Título: Proteção tarifária tende a ser ineficaz para a indústria
Autor:
Fonte: Valor Econômico, 13/09/2012, Opinião, p. A18

A decisão do governo de erguer uma barreira tarifária contra a importação de cem produtos para melhorar a balança comercial e dar nova dose de estímulo à indústria nacional pode ser um tiro pela culatra.

Anunciada na semana passada, a medida elevou para até 25% a alíquota de importação desses produtos, principalmente semimanufaturados e componentes, ficando portanto abaixo do teto de 35% admitido pela Organização Mundial do Comércio (OMC) para artigos industrializados. Mas tem tudo para despertar a crítica e uma eventual retaliação da comunidade internacional, particularmente sensível neste momento de crise, sem produzir os efeitos desejados.

Já na semana passada, a União Europeia havia "lamentado profundamente" a elevação de tarifas pelo Brasil. Ontem foi a vez de o embaixador americano na OMC, Michael Punke, acusar o Brasil - e também a Argentina - de quebra de compromisso internacional por causa da elevação das barreiras às importações. Punke declarou que os Estados Unidos estão "extremamente preocupados" e que a atitude do Brasil complica ainda mais os esforços para desbloquear a Rodada Doha. Os EUA devem discutir a decisão brasileira em algum comitê regular na OMC para marcar sua posição.

Os cem produtos cuja importação foi desestimulada pela elevação das tarifas de importação por 12 meses, prorrogáveis por igual período, representaram apenas 3,8% das compras externas feitas pelo Brasil de janeiro a julho deste ano, somando US$ 4,9 bilhões. Nesses sete meses, a importação desses produtos até caiu 4%, em média, em comparação com igual período de 2011, mas o total importado pelo país cresceu 3%. Enquanto as importações de alumínio e suas obras e produtos químicos tiveram queda de 25% e 26%, respectivamente; as de tijolos e borracha sintética cresceram 27% e 29%.

O governo defende a decisão, argumentando ter analisado o comportamento das importações em um prazo mais longo e levado em conta a ociosidade da indústria. A decisão foi anunciada pouco depois da divulgação da balança comercial com saldo comercial de US$ 13,2 bilhões de janeiro a agosto, período em que as exportações recuaram 4,8%, apesar da desvalorização de quase 20% do real frente ao dólar, e as importações diminuíram 0,7%.
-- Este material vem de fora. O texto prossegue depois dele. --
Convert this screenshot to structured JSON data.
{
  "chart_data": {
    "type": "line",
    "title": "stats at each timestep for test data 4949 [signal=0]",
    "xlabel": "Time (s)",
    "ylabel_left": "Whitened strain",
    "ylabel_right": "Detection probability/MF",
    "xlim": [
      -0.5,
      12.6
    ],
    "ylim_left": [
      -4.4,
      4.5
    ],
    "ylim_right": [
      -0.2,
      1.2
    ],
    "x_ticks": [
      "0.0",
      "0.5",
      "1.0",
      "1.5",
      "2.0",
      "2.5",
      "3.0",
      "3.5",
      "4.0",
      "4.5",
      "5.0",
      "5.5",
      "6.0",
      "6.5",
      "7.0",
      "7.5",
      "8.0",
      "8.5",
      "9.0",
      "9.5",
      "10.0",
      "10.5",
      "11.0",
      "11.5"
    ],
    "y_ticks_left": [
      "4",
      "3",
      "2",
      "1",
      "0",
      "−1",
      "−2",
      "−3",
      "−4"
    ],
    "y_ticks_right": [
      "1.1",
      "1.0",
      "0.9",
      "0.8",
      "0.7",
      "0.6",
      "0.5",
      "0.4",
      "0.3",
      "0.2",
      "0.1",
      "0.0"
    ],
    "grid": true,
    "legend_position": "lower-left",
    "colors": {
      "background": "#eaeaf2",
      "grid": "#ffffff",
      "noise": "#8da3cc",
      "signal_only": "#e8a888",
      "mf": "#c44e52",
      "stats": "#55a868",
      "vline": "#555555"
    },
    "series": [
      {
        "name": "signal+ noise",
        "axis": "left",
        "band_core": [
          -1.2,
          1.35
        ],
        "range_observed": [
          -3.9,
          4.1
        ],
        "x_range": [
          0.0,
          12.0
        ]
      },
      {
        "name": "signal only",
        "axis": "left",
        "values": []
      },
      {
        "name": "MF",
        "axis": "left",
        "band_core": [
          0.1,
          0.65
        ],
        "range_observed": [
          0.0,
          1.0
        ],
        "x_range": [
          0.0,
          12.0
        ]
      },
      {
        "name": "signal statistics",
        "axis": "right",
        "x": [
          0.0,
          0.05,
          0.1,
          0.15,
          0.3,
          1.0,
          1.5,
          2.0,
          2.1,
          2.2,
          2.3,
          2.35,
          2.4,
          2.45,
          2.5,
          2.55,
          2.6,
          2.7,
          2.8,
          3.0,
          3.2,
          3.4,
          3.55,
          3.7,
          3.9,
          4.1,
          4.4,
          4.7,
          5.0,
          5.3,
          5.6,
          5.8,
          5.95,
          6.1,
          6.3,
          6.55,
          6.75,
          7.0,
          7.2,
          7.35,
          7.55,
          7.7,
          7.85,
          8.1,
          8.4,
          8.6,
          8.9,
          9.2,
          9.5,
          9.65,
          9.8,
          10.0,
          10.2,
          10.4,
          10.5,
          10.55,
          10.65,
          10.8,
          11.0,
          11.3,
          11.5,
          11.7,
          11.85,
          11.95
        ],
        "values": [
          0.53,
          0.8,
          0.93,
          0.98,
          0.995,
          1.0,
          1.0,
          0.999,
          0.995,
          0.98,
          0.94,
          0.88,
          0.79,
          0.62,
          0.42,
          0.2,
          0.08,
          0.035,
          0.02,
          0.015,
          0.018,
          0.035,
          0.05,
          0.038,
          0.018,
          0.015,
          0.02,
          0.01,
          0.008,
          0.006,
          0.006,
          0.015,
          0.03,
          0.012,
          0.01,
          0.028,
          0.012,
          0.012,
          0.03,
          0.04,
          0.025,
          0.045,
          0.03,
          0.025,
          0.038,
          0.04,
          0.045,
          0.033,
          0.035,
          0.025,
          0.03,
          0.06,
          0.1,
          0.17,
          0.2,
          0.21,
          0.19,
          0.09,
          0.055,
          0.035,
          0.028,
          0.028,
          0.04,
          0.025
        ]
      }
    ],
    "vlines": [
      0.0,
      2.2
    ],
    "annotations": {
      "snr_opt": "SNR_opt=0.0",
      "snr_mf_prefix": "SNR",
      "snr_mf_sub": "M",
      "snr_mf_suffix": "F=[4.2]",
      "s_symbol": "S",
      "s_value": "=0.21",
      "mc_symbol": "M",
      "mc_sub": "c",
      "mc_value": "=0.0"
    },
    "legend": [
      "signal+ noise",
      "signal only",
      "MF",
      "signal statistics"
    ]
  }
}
No entanto, vários dos produtos protegidos pela barreira tarifária têm como segundo ou terceiro maior fornecedor fabricantes do Mercosul, que podem vender ao Brasil pagando as alíquotas menores anteriores. Dessa forma, a indústria nacional não ocupará necessariamente todo o espaço da importação. No segmento de plásticos e suas obras, o de maior peso no pacote, com 20 produtos cujas importações somaram US$ 1,1 bilhão nos primeiros sete meses do ano, para os quais a tarifa saltou de 2% para 25%, a Argentina é o segundo maior fornecedor externo, depois dos EUA. O país vizinho pode ganhar espaço também em pneus pois já é o quarto maior fornecedor, depois da Coreia do Sul, Japão e China.

No caso de partes e peças de calçados, cuja alíquota de importação foi elevada de 18% para 25%, o Paraguai é o segundo maior fornecedor de cabedal, depois da China. A lista não para por aí. Fio-máquina, cuja alíquota majorada de 12% para 22% deve abalar as vendas da Turquia para o Brasil, continuará sendo comprado da Argentina.

Há a situação inusitada de três resinas plásticas, muito utilizadas em embalagens de alimentos, produtos de limpeza, saúde e construção civil, que tiveram a alíquota de importação elevada apesar de terem apenas um único fabricante nacional.

São situações como essa que alimentam o receio de que a elevação da alíquota de importarão irá encarecer insumos muito utilizados na cadeia de produção da indústria, com inevitável repercussão na inflação. O governo já ameaçou reverter a medida caso os preços subam. Mas mais cem produtos terão a alíquota elevada em outubro.

Pior do que isso, porém, é o caráter aleatório e paliativo da medida, que carrega a mesma imagem de remendo da redução temporária do IPI e da desoneração da folha de pagamento que beneficiaram alguns setores da economia. A elevação temporária das alíquotas de importação até faria sentido se medidas mais sérias de ataque às causas da falta de competitividade da indústria nacional fossem tomadas durante sua vigência.